Message par L_0t4kμ7 le Ven 31 Déc - 17:09


_,>[Touhou Project]<,_

Intro
Depuis Spacewar et Space Invaders (apparus respectivement en 1962 et en 1978), le shoot’em up a fait bien du chemin et a su continuellement se renouveler jusqu’au milieu des années 2000. Aussi bien du niveau esthétique (vue isométrique, 3D polygonale, etc.) que du mode de déplacement, de fonctionnement. Nous l’avons ainsi connu multidirectionnel (Asteroids en 1979), à défilement (scrolling horizontal avec Defender en 1980 ou vertical à la Xevious l’année suivante), dans un tube (Tempest en 1981) ou sur des rails (Space Harrier en 1985). Cela a permis à la fois de diversifier les goûts mais aussi de découvrir de nouvelles façons de jouer. Mais c’est à Toaplan que l’on doit la véritable révolution dans le monde du shoot’em up. Avec Batsugun en 1993, l’éditeur japonais pose en effet les bases d’une thématique unique : le Danmaku. Sur ce terrain, un acteur pas comme les autres entre en scène et tente d’imposer sa série atypique : Touhou Project.
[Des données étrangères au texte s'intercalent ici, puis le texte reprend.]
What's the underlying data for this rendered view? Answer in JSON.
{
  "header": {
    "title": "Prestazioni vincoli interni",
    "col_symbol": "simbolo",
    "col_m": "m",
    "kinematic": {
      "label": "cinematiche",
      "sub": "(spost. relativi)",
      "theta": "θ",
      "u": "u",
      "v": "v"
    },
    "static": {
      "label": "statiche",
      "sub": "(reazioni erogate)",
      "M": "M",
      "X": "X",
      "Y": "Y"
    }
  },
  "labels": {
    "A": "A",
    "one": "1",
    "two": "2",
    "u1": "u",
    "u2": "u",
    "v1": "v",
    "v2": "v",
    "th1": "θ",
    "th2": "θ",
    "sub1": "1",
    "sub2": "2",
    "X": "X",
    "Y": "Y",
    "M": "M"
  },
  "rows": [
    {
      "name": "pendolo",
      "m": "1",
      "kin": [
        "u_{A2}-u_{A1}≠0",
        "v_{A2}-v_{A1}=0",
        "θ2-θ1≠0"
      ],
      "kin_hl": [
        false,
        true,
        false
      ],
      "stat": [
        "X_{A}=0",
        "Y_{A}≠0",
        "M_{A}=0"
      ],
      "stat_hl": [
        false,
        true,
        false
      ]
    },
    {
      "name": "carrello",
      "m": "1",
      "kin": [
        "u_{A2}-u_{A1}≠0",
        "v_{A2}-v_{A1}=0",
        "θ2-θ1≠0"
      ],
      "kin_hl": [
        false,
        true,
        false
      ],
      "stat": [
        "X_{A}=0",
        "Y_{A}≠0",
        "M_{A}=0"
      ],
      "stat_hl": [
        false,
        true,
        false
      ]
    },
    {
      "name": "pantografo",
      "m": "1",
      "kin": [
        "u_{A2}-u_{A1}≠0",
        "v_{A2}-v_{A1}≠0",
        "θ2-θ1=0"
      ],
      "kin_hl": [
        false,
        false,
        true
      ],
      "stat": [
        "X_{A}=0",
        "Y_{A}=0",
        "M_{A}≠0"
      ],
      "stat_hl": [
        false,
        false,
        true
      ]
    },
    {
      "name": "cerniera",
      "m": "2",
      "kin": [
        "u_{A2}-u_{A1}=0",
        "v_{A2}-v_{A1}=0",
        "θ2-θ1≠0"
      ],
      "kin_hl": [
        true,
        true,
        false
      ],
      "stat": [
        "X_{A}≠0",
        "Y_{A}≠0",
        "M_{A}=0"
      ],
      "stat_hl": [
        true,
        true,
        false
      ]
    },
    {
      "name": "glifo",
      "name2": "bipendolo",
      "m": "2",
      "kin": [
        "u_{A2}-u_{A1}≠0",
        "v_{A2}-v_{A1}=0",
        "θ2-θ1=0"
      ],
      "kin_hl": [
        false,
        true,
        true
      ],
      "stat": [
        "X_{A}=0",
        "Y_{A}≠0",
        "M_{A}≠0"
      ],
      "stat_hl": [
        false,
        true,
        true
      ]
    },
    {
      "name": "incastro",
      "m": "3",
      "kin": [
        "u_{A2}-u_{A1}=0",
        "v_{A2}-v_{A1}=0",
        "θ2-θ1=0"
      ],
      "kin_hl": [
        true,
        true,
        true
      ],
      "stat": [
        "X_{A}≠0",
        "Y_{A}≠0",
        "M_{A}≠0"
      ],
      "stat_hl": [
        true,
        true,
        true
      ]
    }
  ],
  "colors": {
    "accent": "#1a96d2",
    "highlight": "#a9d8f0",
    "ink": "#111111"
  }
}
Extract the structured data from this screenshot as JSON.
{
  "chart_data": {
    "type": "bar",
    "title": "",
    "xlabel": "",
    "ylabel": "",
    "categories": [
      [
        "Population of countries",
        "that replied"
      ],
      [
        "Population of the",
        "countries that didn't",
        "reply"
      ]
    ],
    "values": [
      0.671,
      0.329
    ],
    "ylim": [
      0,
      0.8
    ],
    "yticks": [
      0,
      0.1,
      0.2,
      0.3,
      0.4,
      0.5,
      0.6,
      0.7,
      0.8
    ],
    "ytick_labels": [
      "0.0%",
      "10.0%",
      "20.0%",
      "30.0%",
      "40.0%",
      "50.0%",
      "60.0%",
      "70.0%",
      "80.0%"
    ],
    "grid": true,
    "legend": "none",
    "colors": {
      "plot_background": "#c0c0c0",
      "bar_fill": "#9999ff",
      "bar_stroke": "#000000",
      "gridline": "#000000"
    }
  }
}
Au programme dans ce dossier :

  • Le Danmaku ?
  • Un projet insensé
  • Un style prédominant
  • Les atouts de Touhou
  • Et l’avenir ?



Le Danmaku ? C'est quoi ?
Avant de parler de ce fameux projet, abordons tout d’abord la question du Danmaku. Traduit du japonais, cela signifie « rideau », « barrage ». Pour désigner les pluies de projectiles qui s’abattent sur vous. Les anglophones parlent alors de bullet hell, ou plus généralement de manic shooter. Certains puristes insistent pourtant pour différencier le Danmaku/bullet hell – dans lequel l’abondance de tirs ennemis oblige à jouer de manière posée et méthodique – du manic, où la part belle est donnée aux réflexes et à l’intensité de l’action. D’autres vont plus loin en comptant pas loin d’une demi-douzaine de mots différents pour désigner des variations dans ces jeux. Nous ne nous encombrerons pas de tous ces vocables et utiliserons simplement le terme générique de manic shooter pour définir le Danmaku.
Ce chaos lexical démontre tout à fait l’impact qu’a eu le Danmaku dans l’univers du shoot’em up. Ce fut un bouleversement sans pareil dans l’approche de ce genre, autant dans la façon de le concevoir que de le pratiquer. Au point de déconcerter de la sorte les esprits !

Différences fondamentales
En chamboulant les codes initiaux du genre, le manic a bien évidemment instauré de nouvelles règles. Jusqu’ici, les assaillants se focalisaient sur le protagoniste principal. Les attaques étaient plutôt limitées et les esquives se faisaient de manière naturelle. Il fallait surtout se concentrer sur l’élimination des adversaires. Dorénavant, les ennemis ne visent plus spécialement le joueur mais arrosent littéralement l’écran de projectiles, ne laissant que peu de marge de manœuvre. Le placement – souvent au millimètre près - prend ici le pas sur l’attaque pure.
Dans ce style de jeu requérant une précision chirurgicale, la hitbox (masque de collision ou zone sensible de votre avatar ou de votre vaisseau) est réduite. Seul le centre de l’appareil, de l’ordre de quelques pixels – en général, le cockpit bien visible -, ne peut encaisser de chocs. Nombre de schémas de tirs sont si alambiqués qu’il faut parvenir à faire fi du visuel et ne pas hésiter à volontairement « toucher », à « traverser » les salves voire les engins adverses (hormis la hitbox bien évidemment) en vue de valider les passages les plus ardus. Vous l’aurez compris, le Danmaku est un shoot’em up poussé à l’extrême.
Note :
La première image provient de Shikigami no Shiro II d'Alpha Systems, un manic qui a sévi sur plusieurs machines : Dreamcast, Gamecube, PS2, Xbox et Windows.
La deuxième image est à l'origine un mini-jeu dans Project Gotham Racing 2 sur Xbox, et au final une série à succès, Geometry Wars.



Un projet insensé
C’est sur cette voie que se lance une équipe particulière, la Team Shanghai Alice. La singularité de cette dernière est qu’elle ne comprend… qu’un seul membre ! Oui, une seule personne est à l’origine du concept, du scénario, du design, du gameplay, de la programmation, bref de la création globale des titres de Touhou Project : ZUN.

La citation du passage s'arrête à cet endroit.